But the curve was free, and the truck rushed on, past Webb’s and Burkmeister’s and Ford’s and Mahoney’s, the motor screaming like a buzzsaw cutting through ironwood, the rattles from every hinge and bolt filling the cab with a noise like chattering leaden bells or wasps stirred up to rage. She did not need to look at her son to know that his jaw was tightly set, his witch’s eyebrows slightly drawn in, his gray eyes glinting, unblinking, like a madman’s.
Little bastard,
she thought; and even though his troubles were unreal, mere play troubles, neurotic phantoms, she was sorry for him; coldly, objectively, but also bitterly sorry that he had to be young, if only for a time, and idiotic. His temper fits gave him splitting headaches—histamine headaches, according to the doctor in Rochester. (He’d diagnosed it even before he’d heard the symptoms, or so he claimed later, from no more than a glance at Luke’s painfully flawless handwriting. He was a cocky man, the doctor, red- and round-faced as a wino, and ugly, sitting with his legs apart, soft hand lovingly laid on his crotch.) They were half-day-long sieges of pain that would fill up Luke’s skull, more fierce than the fiercest hangover, until he could see, hear, think of nothing but the dry fire in his brain, and at last he would faint. He’d been born unlucky: he had an enormous tolerance for pain.

But he would not lose consciousness now, while he was driving. If the headache were that far along he would long ago have forgotten his anger, would have forgotten even what steering wheels were for; he would be clinging to her hand, his eyes clamped shut, beyond even praying that he might pass out, merely waiting for it, and she, Millie Hodge, with heart painstakingly fashioned of ice, knowing herself beyond any trace of ordinary motherly hate or love (crushed tight, until time if it moved all around her had nothing left to do with her), would be wishing with every nerve in her body that the burning brain were hers, not his. Not because he was her son and not for duty or charity or guilt. She’d been through it many times, a thing far worse for her than for him because Luke knew nothing, in that last hour, while her mind rushed on over thoughts as precise and sharp as the rods of an iron fence: had been through it and out of it to the light again, forced into the shabby role for which she had not the faintest desire and from which she drew, she devoutly believed, no satisfaction (she knew what satisfaction was, knew where she would prefer to be)—the role of God or archetypal mother or stone at the center of the universe—because by senseless accident she had borne sons.
I exist. No one else. You will not find me sitting around on my can like some widow, or whining for the love of my children.

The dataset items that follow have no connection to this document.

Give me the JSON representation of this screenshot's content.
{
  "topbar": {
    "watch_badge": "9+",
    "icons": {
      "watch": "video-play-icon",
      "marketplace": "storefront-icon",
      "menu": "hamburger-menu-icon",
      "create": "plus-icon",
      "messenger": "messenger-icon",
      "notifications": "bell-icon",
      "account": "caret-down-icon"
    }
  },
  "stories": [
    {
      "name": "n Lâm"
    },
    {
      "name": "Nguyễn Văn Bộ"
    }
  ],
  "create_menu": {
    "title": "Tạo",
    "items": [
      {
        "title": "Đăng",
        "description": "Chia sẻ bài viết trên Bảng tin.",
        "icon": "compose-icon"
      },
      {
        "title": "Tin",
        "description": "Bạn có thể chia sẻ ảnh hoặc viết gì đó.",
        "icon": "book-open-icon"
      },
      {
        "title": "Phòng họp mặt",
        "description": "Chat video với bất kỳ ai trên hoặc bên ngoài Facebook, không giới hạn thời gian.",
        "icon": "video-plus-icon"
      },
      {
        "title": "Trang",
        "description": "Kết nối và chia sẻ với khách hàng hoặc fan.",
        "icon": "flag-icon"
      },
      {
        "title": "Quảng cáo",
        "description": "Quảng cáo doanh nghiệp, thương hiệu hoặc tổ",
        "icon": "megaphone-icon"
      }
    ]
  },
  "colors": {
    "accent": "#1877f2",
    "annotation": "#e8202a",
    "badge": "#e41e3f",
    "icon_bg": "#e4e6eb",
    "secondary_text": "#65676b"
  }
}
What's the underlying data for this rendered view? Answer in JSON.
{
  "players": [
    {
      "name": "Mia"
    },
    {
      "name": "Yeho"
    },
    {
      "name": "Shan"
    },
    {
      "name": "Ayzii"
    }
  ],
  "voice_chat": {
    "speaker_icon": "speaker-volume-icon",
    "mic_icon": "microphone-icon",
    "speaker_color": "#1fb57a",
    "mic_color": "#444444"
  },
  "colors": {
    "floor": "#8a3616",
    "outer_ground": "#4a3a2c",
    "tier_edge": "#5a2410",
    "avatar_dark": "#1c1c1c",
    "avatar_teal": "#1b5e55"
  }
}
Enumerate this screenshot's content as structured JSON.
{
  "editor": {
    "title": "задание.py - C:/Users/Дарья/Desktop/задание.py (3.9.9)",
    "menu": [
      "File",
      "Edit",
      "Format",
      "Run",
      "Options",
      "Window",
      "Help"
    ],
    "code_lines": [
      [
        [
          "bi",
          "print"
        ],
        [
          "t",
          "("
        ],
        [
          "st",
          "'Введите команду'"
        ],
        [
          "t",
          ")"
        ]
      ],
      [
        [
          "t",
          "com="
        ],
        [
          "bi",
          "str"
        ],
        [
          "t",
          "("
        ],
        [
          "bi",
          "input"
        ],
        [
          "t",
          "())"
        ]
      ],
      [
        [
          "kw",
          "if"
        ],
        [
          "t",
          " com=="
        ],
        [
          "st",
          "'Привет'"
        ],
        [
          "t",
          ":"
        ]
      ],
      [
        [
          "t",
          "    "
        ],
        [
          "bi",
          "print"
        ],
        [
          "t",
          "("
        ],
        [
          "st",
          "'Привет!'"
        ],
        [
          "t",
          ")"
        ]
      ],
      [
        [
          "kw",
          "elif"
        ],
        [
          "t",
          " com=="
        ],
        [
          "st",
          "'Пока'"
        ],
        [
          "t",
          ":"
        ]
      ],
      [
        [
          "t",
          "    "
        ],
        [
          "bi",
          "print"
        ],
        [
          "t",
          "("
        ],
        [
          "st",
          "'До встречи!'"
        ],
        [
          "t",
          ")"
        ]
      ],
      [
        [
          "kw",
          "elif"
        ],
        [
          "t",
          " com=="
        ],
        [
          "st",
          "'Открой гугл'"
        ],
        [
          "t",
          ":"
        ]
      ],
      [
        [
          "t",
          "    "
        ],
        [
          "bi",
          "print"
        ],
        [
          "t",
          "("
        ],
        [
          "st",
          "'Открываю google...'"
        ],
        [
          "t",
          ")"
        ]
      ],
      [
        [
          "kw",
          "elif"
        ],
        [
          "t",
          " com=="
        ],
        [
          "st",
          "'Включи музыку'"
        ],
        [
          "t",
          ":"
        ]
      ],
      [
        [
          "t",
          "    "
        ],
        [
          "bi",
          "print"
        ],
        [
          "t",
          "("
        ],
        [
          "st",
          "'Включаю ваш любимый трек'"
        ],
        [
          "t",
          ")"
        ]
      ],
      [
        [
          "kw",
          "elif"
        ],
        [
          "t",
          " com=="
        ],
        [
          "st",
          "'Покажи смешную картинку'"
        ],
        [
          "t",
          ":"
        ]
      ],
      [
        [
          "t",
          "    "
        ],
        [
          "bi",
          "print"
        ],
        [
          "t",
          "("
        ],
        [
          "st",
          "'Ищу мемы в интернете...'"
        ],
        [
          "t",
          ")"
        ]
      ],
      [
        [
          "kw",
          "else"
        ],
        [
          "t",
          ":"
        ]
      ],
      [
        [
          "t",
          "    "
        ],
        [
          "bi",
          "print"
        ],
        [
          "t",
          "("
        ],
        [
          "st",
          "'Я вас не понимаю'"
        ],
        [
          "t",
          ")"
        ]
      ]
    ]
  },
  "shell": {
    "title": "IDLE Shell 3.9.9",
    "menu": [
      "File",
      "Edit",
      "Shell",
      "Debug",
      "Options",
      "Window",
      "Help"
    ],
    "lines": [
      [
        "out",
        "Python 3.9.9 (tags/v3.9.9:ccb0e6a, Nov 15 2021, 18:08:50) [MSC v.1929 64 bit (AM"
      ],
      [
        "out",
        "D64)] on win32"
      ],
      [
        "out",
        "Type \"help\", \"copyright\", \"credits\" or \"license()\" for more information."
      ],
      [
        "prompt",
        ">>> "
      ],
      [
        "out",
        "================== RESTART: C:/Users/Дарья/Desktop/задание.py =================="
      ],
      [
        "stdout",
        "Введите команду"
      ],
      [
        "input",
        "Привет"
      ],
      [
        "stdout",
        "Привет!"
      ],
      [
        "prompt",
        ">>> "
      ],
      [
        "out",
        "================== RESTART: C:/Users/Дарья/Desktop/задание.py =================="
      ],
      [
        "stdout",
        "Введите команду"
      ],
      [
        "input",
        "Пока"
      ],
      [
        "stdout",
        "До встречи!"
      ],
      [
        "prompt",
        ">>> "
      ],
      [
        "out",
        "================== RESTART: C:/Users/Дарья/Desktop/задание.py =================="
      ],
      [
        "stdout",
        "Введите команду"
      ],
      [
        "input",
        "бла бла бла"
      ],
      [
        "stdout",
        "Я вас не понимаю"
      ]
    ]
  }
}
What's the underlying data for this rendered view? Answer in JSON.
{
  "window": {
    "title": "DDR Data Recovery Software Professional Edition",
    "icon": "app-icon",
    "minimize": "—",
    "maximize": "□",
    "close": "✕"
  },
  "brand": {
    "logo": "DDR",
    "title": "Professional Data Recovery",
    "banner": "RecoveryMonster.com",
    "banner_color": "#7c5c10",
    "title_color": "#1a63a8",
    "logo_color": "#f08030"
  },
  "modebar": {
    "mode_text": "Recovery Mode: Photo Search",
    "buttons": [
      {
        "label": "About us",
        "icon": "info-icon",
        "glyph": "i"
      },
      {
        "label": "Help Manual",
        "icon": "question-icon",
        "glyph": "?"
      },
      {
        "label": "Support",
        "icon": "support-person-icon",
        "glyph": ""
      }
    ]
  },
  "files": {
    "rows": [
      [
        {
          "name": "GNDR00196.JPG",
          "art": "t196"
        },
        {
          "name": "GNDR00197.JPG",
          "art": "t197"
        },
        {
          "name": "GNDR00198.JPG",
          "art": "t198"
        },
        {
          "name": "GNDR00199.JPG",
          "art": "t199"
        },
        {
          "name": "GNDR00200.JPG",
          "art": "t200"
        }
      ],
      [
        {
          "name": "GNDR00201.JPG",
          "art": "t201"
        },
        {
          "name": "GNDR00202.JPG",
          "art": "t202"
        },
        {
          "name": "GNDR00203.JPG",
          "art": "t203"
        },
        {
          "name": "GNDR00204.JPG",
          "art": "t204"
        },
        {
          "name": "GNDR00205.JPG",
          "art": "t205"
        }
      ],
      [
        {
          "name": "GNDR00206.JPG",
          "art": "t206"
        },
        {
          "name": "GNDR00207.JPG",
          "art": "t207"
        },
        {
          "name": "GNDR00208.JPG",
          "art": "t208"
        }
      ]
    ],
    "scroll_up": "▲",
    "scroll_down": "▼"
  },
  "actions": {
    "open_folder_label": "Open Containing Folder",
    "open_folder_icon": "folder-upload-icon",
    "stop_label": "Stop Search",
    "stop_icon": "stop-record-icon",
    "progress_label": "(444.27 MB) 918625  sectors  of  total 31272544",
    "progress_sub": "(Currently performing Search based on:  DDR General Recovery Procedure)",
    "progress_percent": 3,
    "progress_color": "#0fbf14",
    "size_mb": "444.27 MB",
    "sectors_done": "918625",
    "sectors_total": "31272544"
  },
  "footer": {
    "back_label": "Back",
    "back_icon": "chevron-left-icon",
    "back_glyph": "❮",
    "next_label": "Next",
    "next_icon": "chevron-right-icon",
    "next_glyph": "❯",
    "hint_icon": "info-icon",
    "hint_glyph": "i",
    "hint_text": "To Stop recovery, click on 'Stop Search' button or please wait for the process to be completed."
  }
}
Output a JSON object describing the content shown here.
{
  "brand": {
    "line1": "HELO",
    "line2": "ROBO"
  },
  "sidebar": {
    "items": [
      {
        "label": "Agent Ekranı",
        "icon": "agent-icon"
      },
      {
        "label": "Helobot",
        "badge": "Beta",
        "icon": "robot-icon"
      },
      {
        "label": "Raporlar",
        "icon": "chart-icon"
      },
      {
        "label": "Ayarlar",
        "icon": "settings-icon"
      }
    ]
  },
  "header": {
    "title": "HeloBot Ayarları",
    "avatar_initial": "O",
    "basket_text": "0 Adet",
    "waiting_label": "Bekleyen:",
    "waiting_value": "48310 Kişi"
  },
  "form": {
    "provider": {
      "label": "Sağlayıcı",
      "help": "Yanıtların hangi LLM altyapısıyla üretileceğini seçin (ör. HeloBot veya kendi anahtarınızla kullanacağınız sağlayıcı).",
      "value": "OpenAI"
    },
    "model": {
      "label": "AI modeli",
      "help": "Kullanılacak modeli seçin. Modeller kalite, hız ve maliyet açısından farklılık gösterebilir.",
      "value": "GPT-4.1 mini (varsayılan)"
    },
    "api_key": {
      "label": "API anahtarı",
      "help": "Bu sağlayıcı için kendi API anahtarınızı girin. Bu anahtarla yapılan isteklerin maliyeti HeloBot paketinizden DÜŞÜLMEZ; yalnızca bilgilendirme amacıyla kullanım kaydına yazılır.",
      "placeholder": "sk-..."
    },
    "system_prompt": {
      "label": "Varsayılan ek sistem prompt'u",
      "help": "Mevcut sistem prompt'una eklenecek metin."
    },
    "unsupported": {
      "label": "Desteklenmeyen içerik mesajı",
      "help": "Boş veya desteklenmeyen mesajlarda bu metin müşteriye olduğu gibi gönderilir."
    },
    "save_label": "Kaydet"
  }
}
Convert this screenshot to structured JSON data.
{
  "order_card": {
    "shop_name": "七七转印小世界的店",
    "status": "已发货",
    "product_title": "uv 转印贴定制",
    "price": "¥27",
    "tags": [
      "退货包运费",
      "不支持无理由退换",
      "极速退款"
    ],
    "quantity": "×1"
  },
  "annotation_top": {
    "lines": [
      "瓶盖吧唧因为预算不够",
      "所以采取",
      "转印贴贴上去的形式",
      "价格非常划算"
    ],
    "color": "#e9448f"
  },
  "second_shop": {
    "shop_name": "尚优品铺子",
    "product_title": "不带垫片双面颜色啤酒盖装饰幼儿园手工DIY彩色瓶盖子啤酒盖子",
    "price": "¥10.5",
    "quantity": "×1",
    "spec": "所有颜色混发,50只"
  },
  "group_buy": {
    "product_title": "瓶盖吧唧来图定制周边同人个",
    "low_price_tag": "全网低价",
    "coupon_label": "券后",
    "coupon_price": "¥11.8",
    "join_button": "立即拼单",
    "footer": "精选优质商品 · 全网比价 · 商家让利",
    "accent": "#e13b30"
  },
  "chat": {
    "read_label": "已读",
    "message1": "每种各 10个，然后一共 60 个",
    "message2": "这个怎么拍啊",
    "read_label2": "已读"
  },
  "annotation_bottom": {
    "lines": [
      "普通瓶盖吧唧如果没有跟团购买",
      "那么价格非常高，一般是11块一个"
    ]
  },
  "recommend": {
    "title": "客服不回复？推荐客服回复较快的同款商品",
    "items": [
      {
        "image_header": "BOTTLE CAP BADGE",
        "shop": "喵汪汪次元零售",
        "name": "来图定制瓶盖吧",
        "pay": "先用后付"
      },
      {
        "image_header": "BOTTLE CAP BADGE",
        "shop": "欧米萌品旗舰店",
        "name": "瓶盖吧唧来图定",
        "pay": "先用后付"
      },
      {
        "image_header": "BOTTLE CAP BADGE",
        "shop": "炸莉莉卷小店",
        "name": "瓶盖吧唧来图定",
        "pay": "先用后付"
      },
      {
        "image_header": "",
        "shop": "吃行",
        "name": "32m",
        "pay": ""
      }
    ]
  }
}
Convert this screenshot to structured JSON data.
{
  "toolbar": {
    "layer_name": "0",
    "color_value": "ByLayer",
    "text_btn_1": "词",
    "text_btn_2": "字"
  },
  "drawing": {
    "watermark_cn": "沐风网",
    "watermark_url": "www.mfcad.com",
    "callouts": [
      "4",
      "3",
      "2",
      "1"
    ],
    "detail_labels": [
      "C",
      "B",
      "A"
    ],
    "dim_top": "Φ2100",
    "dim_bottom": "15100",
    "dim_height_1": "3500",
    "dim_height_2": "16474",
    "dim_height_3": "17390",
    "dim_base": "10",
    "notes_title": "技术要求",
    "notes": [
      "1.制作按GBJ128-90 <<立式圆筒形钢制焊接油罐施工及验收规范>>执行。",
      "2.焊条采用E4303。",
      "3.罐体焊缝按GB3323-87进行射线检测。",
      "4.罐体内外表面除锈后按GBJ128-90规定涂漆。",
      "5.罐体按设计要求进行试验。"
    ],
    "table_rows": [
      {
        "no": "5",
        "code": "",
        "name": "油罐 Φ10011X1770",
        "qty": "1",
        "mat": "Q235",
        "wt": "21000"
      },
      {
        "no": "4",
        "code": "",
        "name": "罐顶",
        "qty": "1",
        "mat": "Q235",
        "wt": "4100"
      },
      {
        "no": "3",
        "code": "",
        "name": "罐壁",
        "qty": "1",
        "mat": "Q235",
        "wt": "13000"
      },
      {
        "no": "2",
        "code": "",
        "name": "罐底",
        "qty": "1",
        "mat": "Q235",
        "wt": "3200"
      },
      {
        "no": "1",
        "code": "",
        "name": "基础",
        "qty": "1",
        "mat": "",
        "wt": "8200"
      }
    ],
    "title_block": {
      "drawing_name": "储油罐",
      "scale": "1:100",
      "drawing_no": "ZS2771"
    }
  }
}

Half a mile from the old place he began to slow down, and the feeling of dread that had been waiting far back in her mind, closed off like a room ghoulishly sealed up after the death of a child, opened suddenly to her consciousness. Already they were passing the century-old stone wall half-buried in woodbine and purple nightshade, and pear and apple and cherry orchard, the remains of the vineyard now grown up to thistle and ragweed and Queen Anne’s lace. They came to where tamaracks stretched dead limbs across the road, throwing parallel arched shadows like the bones of a fish—the truck moving quietly now, and slowly—and she knew he was going to stop.
Damn him to hell,
she thought. As always in the light of a late afternoon before a storm, the place was unreal, a scene from some greenish, dimly remembered childhood dream that hovered between the hope of escape and nightmare. She compressed her lips, the rush of strong, indefinite emotions channeling efficiently into anger. She said, “Why are you stopping?”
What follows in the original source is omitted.